Mayor Michael Bloomberg explained his opposition to the “Fair Wages For New Yorkers Act,” also known as the “Living Wage Bill,” at a press conference celebrating the new taxi bill in Inwood today. In response to a question from The Politicker, Mayor Bloomberg said he’d be willing to “take a look at” at a hypothetical, modified version of the bill, but he thinks New York needs to stay consistent with the federal minimum wage and the rate in neighboring states. He also believes working long hours for low pay is a key part of the “American dream.”
“Fundamentally, I believe that the marketplace has got to set these things, we’re in competition with other cities,” Mayor Bloomberg said. “I would love to have everybody who has a job in this city get well paid and have all sorts of benefits.I think it is also practical to say that there are jobs that just would never support those kinds of benefits and the economics just dont work in those industries.”The Mayor has been a longtime opponent of the living wage legislation. In his eyes, the living wage bill, which would mandate minimum wages of $10 an hour with benefits or $11.50 per hour without benefits on city-subsidized projects, could cause businesses to move elsewhere. Federal minimum wage is $7.25 an hour. Minimum wages in New York, New Jersey and Pennsylvania all currently match the federal rate. He said it’s important to balance the interests of both workers and businesses.
“Finding some ways to try to balance–I for example am a very big proponent of the minimum wage bill when they come up, but having said that, you can’t do something in one place if across the street they do something different. You can’t do something in one city where businesses can easily move,” Mayor Bloomberg said. “There’s no easy answer here, but in the end, we want to make sure, particularly in this day and age, that we find as many jobs as we can for people. Even if they’re entry level jobs and they dont pay, it’s a start.”
Mayor Bloomberg pointed out that low wage jobs can be good for undereducated young people.

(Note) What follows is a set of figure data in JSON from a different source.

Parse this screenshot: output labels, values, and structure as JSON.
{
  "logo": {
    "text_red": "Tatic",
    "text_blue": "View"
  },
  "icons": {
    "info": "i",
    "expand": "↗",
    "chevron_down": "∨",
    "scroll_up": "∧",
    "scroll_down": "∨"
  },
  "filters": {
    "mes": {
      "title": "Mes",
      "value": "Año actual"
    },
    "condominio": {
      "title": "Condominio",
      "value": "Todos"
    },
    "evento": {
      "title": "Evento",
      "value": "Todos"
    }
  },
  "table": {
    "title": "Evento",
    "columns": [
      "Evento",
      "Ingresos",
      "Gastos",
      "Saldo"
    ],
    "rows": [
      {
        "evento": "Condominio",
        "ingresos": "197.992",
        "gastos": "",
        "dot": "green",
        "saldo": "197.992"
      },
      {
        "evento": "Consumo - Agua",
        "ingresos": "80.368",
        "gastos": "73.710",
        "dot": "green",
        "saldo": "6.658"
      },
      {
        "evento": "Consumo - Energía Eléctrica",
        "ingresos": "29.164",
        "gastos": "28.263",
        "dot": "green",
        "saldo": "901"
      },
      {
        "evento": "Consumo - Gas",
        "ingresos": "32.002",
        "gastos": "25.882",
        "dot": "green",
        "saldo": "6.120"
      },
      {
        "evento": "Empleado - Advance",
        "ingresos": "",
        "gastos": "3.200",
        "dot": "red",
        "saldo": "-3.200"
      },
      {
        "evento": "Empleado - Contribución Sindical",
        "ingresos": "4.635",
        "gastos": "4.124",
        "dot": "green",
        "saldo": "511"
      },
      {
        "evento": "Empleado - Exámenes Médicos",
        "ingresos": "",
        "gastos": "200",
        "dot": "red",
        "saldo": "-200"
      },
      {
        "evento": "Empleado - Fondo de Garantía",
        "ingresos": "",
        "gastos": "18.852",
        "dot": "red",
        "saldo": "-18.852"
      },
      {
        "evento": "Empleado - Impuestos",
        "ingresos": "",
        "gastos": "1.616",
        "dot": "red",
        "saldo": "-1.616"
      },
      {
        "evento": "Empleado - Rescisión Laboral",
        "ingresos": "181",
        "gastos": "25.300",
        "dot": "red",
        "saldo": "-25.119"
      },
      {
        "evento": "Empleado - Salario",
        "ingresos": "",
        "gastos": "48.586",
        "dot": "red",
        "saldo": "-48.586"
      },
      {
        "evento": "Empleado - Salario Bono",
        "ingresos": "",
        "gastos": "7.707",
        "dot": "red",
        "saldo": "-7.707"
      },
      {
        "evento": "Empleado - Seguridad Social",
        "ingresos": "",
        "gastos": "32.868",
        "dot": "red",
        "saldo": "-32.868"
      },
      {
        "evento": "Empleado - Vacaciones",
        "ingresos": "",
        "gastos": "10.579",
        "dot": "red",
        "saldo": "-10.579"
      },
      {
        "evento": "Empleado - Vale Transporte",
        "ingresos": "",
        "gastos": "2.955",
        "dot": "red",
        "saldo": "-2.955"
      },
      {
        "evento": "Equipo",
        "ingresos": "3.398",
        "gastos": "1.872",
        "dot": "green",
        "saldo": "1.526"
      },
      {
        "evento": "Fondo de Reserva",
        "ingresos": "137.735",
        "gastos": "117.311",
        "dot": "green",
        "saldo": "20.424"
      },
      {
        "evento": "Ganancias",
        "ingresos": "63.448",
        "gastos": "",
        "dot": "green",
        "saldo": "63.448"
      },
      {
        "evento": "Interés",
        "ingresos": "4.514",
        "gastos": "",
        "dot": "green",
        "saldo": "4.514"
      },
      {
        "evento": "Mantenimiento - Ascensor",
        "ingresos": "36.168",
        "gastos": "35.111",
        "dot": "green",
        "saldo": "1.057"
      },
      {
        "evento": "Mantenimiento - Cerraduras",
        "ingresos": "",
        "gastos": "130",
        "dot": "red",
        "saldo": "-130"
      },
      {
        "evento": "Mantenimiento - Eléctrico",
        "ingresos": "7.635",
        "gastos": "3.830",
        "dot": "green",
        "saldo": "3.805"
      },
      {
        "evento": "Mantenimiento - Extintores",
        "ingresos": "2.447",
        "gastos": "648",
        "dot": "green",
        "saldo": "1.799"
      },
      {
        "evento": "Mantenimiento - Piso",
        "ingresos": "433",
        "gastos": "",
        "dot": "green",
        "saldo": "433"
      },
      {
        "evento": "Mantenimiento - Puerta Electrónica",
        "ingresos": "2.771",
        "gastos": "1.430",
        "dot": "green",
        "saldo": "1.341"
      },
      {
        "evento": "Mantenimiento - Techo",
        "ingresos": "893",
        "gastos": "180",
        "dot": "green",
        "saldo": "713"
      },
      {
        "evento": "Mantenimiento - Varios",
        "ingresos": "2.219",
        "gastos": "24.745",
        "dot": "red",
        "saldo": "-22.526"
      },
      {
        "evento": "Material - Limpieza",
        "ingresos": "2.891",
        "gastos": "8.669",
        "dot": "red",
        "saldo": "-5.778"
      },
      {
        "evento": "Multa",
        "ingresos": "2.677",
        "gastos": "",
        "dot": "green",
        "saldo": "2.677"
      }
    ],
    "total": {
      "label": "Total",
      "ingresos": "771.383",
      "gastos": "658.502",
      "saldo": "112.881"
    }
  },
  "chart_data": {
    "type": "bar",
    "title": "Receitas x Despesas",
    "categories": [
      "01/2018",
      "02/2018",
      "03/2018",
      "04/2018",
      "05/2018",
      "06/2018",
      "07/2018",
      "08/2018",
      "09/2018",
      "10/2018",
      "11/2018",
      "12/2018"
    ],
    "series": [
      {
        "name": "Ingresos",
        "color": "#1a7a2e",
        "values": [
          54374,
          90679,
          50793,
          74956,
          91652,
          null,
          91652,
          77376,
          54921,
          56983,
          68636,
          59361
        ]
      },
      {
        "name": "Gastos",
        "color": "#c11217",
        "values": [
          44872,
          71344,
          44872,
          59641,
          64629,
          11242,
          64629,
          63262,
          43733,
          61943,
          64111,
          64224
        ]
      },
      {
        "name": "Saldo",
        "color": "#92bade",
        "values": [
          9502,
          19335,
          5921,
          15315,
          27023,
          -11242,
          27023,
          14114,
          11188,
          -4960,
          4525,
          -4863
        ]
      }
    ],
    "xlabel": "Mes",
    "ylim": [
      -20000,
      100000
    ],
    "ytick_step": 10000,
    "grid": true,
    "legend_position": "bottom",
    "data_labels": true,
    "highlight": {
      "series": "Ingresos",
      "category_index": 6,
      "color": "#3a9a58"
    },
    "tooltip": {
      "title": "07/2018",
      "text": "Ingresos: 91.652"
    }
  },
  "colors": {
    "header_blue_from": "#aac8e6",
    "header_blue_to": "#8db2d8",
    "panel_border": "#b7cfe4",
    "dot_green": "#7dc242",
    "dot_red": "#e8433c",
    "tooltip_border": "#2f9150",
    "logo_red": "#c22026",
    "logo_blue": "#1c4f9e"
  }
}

“One of the things that a lot of young people need–particularly those that dont have the formal education that modern day good paying jobs require–they need a chance to get out there and realize at a very young age what it is like to work, to show up to work collaboratively and collectively,” said Mayor Bloomberg.
He also said there is a long, proud American tradition of hard, low paying work.
“The great American history–story is that people come here and they got off the boat, they went through Ellis Island, they waved to the Statue of Liberty and they took jobs that,–they just weren’t the greatest jobs and they certainly didn’t pay well, but they worked and sometimes they took two jobs and they never took a day off,” he said.
The mayor also reminisced about his own family’s experience.
“My father worked seven days a week, as far as I remember, all his life,” said Mayor Bloomberg. “We weren’t poor, but he didn’t make a lot of money and that’s just the American dream.”
The future of the living wage bill in currently in the hands of City Council Speaker Christine Quinn, who has the power to decide whether or not to bring it to a vote. Speaker Quinn has not come out for or against the measure. A majority of council members support the bill. If the bill passes the council, Mayor Bloomberg will have the power to veto it, but the council can overrule him with a two thirds majority.